Entering Tuesday night, Marchand had 15 goals in 30 games. Having never scored more than 28 goals in a season, not only could Marchand score 30 goals this year, but his first 40-goal campaign is also within reach. Often, when a player of his age (27) and in his sixth full NHL season sees such a sharp spike in production over a 30 game sample, it’s due to riding a hot streak buoyed by an unsustainable shooting percentage.
This isn’t the case with Marchand. The Halifax, Nova Scotia native could realistically sustain his scoring pace over the entire season.

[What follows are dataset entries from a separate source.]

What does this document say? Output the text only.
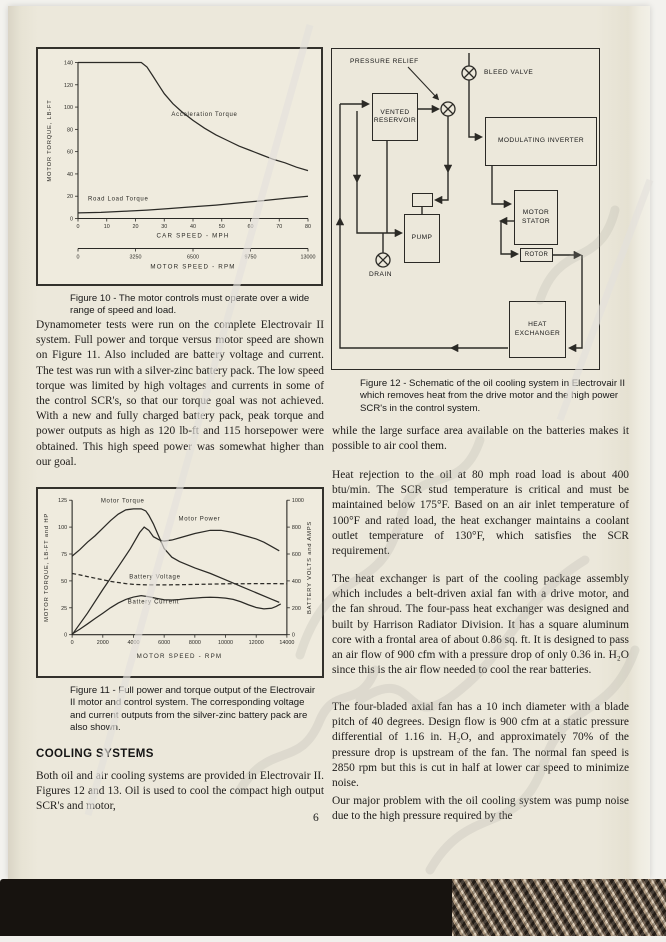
0	10	20	30	40	50	60	70	80
CAR SPEED - MPH
0
20
40
60
80
100
120
140
MOTOR TORQUE, LB-FT
0	3250	6500	9750	13000
MOTOR SPEED - RPM
Acceleration Torque
Road Load Torque
Figure 10 - The motor controls must operate over a wide range of speed and load.
Dynamometer tests were run on the complete Electrovair II system. Full power and torque versus motor speed are shown on Figure 11. Also included are battery voltage and current. The test was run with a silver-zinc battery pack. The low speed torque was limited by high voltages and currents in some of the control SCR's, so that our torque goal was not achieved. With a new and fully charged battery pack, peak torque and power outputs as high as 120 lb-ft and 115 horsepower were obtained. This high speed power was somewhat higher than our goal.
0	2000	4000	6000	8000	10000	12000	14000
MOTOR SPEED - RPM
0
25
50
75
100
125
MOTOR TORQUE, LB-FT and HP
0
200
400
600
800
1000
BATTERY VOLTS and AMPS
Motor Torque
Motor Power
Battery Voltage
Battery Current
Figure 11 - Full power and torque output of the Electrovair II motor and control system. The corresponding voltage and current outputs from the silver-zinc battery pack are also shown.
COOLING SYSTEMS
Both oil and air cooling systems are provided in Electrovair II. Figures 12 and 13. Oil is used to cool the compact high output SCR's and motor,
6
PRESSURE RELIEF
BLEED VALVE
DRAIN
VENTED RESERVOIR
MODULATING INVERTER
MOTOR STATOR
ROTOR
PUMP
HEAT EXCHANGER
Figure 12 - Schematic of the oil cooling system in Electrovair II which removes heat from the drive motor and the high power SCR's in the control system.
while the large surface area available on the batteries makes it possible to air cool them.
Heat rejection to the oil at 80 mph road load is about 400 btu/min. The SCR stud temperature is critical and must be maintained below 175°F. Based on an air inlet temperature of 100°F and rated load, the heat exchanger maintains a coolant outlet temperature of 130°F, which satisfies the SCR requirement.
The heat exchanger is part of the cooling package assembly which includes a belt-driven axial fan with a drive motor, and the fan shroud. The four-pass heat exchanger was designed and built by Harrison Radiator Division. It has a square aluminum core with a frontal area of about 0.86 sq. ft. It is designed to pass an air flow of 900 cfm with a pressure drop of only 0.36 in. H₂O since this is the air flow needed to cool the rear batteries.
The four-bladed axial fan has a 10 inch diameter with a blade pitch of 40 degrees. Design flow is 900 cfm at a static pressure differential of 1.16 in. H₂O, and approximately 70% of the pressure drop is upstream of the fan. The normal fan speed is 2850 rpm but this is cut in half at lower car speed to minimize noise.
Our major problem with the oil cooling system was pump noise due to the high pressure required by the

One caveat is that Marchand has propped up his goal total with three shorthanded and three empty-net goals. Still, there is reason to believe that he could see an uptick in 5v5 goal production that can help offset a slip in shorthanded or empty-net goals.
He has not driven up his goal totals by riding a streaky shooting percentage. Marchand is actually shooting below his career rate at 5v5, which suggests he could start scoring more goals at full strength.
It’s rare for a player to have a realistic chance to set a career high in goals while also converting a career low rate at 5v5. There are reasons, beyond scoring on the penalty kill and into empty nets, that help explain how Marchand is doing this.
One driver of the goal scoring spike is usage. Both at 5v5 and on the power play, Marchand is playing more this season. According to War on Ice, Marchand has been on the ice for 29.6 percent of the Bruins full strength minutes in 2015-16. His career high, set in 2011-12, is 28.3 percent. On the power play, Marchand’s time on ice percentage is 26.8 percent. This is nowhere near a career-high, but is the highest percentage of ice time he’s received since 2012-13.
Another part of Marchand’s goal scoring success in 2015-16 is that he’s shooting the puck more often.
A player getting more ice time and shooting the puck at a higher rate than at any other time in his career should see a rise in goal totals.
An additional way Marchand could sustain his scoring pace, even if goals dry up on the penalty kill and during 5v6 situations, is if he can cut down on his average shot distance. There’s reason to believe he can. Marchand’s average shot distance over the course of his career is 28.71 feet, but this year his average distance is 31.5 feet.
Bruins’ management is rightfully happy with Marchand’s play this season. The best thing about his improvements, credited to his determination and leadership, is that it’s showing up on the score sheet. Marchand is on pace set a career high in goals and the underlying numbers suggest his pace is sustainable enough to achieve this.